Sebastian Smee

When all the clocks have stopped

issue 11 November 2006

A great many unspeakable things happen in the course of Cormac McCarthy’s brilliant, distressing new novel. But the worst, the most unspeakable, has already taken place. We are not told precisely what that thing was. McCarthy is content to leave it ill-defined (‘a dull rose glow in the window-glass’ at 1.17am, when the clocks stopped forever), since his story gains its charge from a narrow focus on the desperate efforts of a man and his son to stay alive. But it quickly becomes clear that the two are living in the aftermath of a nuclear cataclysm.

By now, years after the event, the earth is a cruel parody of its former self. Nothing grows, the air tastes of ash, the ground itself has been ‘cauterised’. ‘The banished sun circles the earth like a grieving mother with a lamp.’

McCarthy describes the overall human situation in just a few scattered paragraphs. From these we learn that there are relatively few survivors. Food has all but run out. Lawless gangs roam the countryside carrying chains fitted with ‘every manner of bludgeon’, pillaging, raping, murdering. They keep slaves and catamites. Cannibalism is rife. Things, in short, could not be worse.

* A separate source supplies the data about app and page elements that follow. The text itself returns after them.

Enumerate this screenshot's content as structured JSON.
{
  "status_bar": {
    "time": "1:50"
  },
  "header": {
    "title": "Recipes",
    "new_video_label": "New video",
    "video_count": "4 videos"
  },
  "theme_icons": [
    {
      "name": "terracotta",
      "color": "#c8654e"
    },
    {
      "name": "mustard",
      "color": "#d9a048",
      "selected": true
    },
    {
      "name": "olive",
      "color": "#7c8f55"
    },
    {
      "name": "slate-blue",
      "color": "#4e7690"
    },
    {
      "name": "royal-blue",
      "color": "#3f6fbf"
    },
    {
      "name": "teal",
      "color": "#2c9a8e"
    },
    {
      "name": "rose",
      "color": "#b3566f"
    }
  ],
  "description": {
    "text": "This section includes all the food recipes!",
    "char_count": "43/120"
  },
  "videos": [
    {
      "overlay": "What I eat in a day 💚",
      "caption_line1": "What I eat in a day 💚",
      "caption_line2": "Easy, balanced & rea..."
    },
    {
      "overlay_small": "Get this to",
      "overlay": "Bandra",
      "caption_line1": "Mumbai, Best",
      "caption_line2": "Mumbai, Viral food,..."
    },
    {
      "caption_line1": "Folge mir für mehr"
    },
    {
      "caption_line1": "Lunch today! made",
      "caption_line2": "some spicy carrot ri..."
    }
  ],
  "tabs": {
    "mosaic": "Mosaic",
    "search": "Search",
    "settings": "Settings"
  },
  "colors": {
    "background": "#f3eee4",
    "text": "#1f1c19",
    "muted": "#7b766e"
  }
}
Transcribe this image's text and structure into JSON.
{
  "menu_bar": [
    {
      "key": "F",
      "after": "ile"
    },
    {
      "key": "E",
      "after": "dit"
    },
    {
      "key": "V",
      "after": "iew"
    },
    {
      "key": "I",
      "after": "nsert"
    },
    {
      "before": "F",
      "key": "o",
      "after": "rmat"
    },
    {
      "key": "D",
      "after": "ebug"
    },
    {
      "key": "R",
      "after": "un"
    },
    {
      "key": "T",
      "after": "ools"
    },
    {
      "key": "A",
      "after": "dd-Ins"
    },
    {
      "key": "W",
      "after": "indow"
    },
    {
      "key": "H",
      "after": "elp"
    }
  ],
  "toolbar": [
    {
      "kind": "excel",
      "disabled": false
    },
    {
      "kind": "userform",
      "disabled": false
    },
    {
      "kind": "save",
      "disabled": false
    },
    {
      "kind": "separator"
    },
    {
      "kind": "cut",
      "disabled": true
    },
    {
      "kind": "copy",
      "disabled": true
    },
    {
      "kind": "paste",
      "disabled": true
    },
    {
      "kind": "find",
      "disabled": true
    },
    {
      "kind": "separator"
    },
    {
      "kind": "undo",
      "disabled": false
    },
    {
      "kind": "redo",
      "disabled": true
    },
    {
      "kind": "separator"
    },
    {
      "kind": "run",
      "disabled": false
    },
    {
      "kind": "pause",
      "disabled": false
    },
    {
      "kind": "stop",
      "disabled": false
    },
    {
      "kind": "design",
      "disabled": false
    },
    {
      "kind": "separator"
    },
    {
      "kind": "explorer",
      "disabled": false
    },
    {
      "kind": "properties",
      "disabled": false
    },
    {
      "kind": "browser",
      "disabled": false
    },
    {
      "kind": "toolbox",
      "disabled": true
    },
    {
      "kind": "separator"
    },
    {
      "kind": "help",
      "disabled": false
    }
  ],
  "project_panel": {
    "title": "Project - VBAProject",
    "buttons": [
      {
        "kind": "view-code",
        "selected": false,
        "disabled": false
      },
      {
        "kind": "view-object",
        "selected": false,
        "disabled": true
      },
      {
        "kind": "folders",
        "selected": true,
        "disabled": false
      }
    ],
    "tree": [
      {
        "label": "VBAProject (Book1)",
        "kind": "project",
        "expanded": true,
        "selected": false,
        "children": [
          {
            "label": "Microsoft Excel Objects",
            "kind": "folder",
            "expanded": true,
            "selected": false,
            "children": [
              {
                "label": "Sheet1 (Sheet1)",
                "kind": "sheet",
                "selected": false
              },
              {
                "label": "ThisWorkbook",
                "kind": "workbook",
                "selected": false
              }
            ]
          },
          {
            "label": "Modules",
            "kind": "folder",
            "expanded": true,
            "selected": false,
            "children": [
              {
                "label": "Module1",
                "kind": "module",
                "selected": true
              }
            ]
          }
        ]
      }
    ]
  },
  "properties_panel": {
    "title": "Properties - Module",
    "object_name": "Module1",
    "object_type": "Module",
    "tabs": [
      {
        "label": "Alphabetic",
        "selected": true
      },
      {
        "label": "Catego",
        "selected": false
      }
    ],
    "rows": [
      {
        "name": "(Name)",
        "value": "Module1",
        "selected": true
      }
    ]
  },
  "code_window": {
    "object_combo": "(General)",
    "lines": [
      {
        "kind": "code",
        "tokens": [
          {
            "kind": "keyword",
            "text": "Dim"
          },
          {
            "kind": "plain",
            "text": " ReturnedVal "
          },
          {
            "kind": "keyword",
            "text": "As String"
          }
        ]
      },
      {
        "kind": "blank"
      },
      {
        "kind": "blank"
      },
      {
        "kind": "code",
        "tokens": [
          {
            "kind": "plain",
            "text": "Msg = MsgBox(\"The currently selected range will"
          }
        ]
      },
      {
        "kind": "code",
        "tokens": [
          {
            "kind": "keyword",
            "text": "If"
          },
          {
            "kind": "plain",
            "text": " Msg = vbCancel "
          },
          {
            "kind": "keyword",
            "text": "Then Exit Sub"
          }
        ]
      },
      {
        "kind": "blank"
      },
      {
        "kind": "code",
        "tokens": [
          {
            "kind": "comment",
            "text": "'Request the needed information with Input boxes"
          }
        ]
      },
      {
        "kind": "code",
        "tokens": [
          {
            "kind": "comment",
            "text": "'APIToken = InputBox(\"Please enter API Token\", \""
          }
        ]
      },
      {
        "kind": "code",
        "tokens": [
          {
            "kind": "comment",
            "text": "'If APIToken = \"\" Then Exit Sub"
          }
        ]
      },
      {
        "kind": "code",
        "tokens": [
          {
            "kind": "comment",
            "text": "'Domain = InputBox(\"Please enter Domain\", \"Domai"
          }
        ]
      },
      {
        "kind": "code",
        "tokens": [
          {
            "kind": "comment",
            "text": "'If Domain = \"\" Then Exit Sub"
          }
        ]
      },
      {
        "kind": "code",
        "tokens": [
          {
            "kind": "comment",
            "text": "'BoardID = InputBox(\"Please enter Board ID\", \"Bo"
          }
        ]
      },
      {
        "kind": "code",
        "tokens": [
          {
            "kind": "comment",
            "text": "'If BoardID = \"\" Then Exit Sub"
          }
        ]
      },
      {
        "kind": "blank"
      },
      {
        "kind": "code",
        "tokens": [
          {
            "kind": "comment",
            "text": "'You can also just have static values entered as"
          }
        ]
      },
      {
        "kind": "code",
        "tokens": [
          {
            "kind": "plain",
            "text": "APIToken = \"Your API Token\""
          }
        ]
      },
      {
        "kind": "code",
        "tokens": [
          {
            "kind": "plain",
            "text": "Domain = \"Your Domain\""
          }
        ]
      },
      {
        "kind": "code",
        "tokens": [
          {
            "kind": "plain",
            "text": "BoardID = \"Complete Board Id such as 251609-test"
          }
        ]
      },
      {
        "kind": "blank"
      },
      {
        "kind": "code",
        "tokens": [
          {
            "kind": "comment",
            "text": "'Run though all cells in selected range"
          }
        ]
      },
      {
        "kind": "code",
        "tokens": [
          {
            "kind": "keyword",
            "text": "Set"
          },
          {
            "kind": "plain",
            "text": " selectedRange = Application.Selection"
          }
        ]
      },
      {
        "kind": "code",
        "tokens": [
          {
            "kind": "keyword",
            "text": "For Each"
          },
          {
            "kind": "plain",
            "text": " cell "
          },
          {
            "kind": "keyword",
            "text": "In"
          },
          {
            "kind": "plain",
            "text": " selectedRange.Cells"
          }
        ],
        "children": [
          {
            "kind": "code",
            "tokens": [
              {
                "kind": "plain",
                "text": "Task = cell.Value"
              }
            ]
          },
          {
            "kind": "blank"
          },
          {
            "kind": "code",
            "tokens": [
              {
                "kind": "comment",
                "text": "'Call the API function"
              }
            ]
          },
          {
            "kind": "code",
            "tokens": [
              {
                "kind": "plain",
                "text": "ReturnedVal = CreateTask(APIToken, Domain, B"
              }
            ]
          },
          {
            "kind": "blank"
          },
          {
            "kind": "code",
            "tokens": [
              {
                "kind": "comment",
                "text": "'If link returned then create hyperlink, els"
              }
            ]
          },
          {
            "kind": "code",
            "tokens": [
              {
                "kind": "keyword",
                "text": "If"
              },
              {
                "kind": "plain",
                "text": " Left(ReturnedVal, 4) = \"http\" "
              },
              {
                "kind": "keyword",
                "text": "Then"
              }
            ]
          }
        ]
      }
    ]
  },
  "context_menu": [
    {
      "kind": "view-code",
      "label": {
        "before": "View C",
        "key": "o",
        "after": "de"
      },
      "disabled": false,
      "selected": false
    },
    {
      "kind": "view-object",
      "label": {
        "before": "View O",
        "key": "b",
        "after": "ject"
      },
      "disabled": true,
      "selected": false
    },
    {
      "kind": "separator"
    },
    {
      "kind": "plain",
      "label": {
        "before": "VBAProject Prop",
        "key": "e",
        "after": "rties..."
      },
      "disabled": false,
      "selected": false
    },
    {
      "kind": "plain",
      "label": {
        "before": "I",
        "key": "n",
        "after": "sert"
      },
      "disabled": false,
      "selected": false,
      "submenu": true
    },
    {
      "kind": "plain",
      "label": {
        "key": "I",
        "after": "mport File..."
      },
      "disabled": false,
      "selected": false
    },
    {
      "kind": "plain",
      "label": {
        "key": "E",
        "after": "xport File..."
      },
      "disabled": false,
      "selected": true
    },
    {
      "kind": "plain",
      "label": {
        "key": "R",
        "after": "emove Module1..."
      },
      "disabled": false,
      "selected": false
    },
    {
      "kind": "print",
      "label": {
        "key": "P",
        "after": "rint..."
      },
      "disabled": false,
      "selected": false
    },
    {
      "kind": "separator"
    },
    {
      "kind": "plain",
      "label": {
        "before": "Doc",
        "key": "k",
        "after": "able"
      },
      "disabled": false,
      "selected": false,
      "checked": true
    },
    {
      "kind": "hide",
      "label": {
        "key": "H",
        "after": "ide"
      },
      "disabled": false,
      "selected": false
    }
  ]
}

The prose has a condensed, crunching, rhythmic feel, like footfall on gravel. This exactly suits the tenor of the story, which contracts around the relationship between the boy and his father. The two are constantly on the move. The boy, who was born just days after the cataclysm, has ‘great staring eyes’ and ‘candle-coloured skin’. He is alarmingly thin. In response to one particularly horrific encounter, the man has to watch him ‘doing his little dance of terror’, and the image is difficult to push away.

The father himself coughs blood. We watch him holding the shivering boy in the ‘cold autistic dark’, counting ‘each frail breath in the blackness’.